The interviews that she has collected through years of fieldwork are preserved at the Oral History Archive at the Marriot Library, University of Utah. Her extensive archival work on Greek America includes "one of the strongest collections of artifacts in any local community" which lead to the establishment of the Hellenic Cultural Museum in Salt Lake City (Notarianni, 2003:30).

She served as a member of the Board of the Utah Historical Society and contributed numerous articles to its magazine, the Utah Historical Quarterly. As a consultant she has contributed to the making of the following:

  1. Documentaries:
    Greeks of Utah (1999).
    Joe Hill: Dangers and Disasters (2002).
  2. Community History:
    Greek-American Pioneer Women of Illinois (2000).
  3. Photo-documentary:
    The Other Utahns: A Photographic Portofolio (1988).
  4. Novel:
    Jeffrey Eugenides's Middlesex.
  5. Drama:
    King of America (PBS American Playhouse series, 1981).

The vast record of her public lectures testifies to a life-long contribution to community life, commitment to diversity, and social advocacy for the disenfranchised. The recent homage paid to Papanikolas in the Journal of the Hellenic Diaspora (2003) illuminates her vast capacity for deep care and generosity as a researcher but also as a human being.


Murphy, Miriam B., "Helen Zeese Papanikolas", Utah History Encyclopedia, Allan Kent Powell, ed. (Media Solutions, University of Utah Office of Information Technology, 1996-1998), available at www.media.utah.edu/UHE/p/PAPANIKOLAS.html.

Helen Zeese Papanikolas was born in 1917 in Cameron, Carbon County, Utah, to Greek immigrants Emily Papachristos and George Zeese, who established the Success Market chain in Salt Lake City, where the family moved in 1933. Editor of the campus literary magazine Pen, she received a B.A. degree from the University of Utah in 1939. She married Nick E. Papanikolas, and they have two children.
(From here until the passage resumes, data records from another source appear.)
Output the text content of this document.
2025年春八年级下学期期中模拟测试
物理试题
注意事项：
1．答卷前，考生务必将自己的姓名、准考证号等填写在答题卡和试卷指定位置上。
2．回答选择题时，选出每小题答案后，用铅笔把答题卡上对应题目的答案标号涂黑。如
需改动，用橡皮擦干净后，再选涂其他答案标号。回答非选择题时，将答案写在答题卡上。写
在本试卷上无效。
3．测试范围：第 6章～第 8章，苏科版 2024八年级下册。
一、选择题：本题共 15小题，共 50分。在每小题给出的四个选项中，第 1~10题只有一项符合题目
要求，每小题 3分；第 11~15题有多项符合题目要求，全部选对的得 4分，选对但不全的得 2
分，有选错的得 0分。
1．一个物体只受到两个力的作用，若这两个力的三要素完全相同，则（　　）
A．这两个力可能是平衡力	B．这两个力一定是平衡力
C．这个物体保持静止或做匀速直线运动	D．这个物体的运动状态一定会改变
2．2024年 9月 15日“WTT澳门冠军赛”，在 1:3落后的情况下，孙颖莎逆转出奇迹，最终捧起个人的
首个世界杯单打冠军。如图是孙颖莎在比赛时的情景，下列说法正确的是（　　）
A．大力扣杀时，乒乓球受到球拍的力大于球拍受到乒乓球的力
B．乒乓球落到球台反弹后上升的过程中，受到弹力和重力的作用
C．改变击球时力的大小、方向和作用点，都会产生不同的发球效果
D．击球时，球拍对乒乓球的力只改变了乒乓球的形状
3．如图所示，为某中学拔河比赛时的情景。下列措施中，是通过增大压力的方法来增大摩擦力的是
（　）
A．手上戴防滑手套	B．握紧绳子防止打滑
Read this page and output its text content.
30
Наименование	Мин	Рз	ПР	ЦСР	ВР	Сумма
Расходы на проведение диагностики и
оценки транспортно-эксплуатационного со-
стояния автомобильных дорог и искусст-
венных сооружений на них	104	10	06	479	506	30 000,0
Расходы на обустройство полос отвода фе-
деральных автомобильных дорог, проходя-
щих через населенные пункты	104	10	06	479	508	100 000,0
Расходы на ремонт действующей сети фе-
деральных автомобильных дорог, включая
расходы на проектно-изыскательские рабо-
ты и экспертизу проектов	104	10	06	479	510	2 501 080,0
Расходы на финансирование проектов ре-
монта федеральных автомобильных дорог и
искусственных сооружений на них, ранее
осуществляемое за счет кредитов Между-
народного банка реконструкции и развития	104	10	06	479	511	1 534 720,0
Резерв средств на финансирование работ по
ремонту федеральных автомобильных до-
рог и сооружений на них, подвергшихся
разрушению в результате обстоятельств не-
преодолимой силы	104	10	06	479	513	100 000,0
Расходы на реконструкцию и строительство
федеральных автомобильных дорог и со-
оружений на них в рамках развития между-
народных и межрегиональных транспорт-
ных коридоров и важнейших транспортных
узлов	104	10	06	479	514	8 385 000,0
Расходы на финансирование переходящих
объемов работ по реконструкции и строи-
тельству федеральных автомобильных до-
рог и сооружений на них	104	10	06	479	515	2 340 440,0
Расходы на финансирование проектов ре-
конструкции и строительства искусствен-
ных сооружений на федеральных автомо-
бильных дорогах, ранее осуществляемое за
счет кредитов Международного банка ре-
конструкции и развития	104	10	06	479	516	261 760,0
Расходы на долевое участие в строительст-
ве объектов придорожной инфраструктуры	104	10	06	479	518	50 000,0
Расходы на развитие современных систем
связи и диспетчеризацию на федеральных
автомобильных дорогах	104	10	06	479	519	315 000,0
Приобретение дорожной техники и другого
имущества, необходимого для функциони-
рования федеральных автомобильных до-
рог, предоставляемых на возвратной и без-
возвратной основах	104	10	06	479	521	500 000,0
Her publication in 1954 of The Greeks of Carbon County signaled the beginning of an important new phase in the writing of Utah history that came to full fruition in the 1970s and 1980s with the publication of numerous works on ethnic history and folklore. Her studies and those of others stimulated by her pioneering work broadened the scope of Utah history, which had generally focused on settlement and progress under Mormon direction, and contributed to a fuller understanding of the state's industrial development and its rich cultural heritage. Major publications by Papanikolas include Toil and Rage in a New Land: The Greek Immigrants in Utah (1970), The Peoples of Utah (1976), and Emily-George (1987).

A leading authority on Greek immigrant life in the United States, she has presented papers at national and international conferences and has served as a consultant for television documentaries and other projects. The Peoples of Utah Institute, of which she was a founder (1977) and the first president, located and identified artifacts associated with ethnic life, produced a major museum exhibit, and sponsored lectures and other programs. Papanikolas also collected numerous documents, conducted extensive interviews, and was instrumental in organizing the ethnic archives at the University of Utah. Her influence on research into ethnic life in Utah is great and unparalleled.

She has received many awards, including Archbishop of the Americas Iakovos Saint Paul Medal (1972); Fellow of the Utah State Historical Society (1975); Japanese-American Citizens League Award (1976); Brotherhood Award, National Conference of Christians and Jews, Utah Chapter (1978); Distinguished Alumna Award, University of Utah (1983); and Honorary Doctor of Humane Letters, University of Utah (1984). She has served on the Children's Service Society Board (1962-69); Advisory Board of Editors, Utah Historical Quarterly (1969-73); Board of State History (1973-85); and Utah Endowment for the Humanities State Committee (1973-79).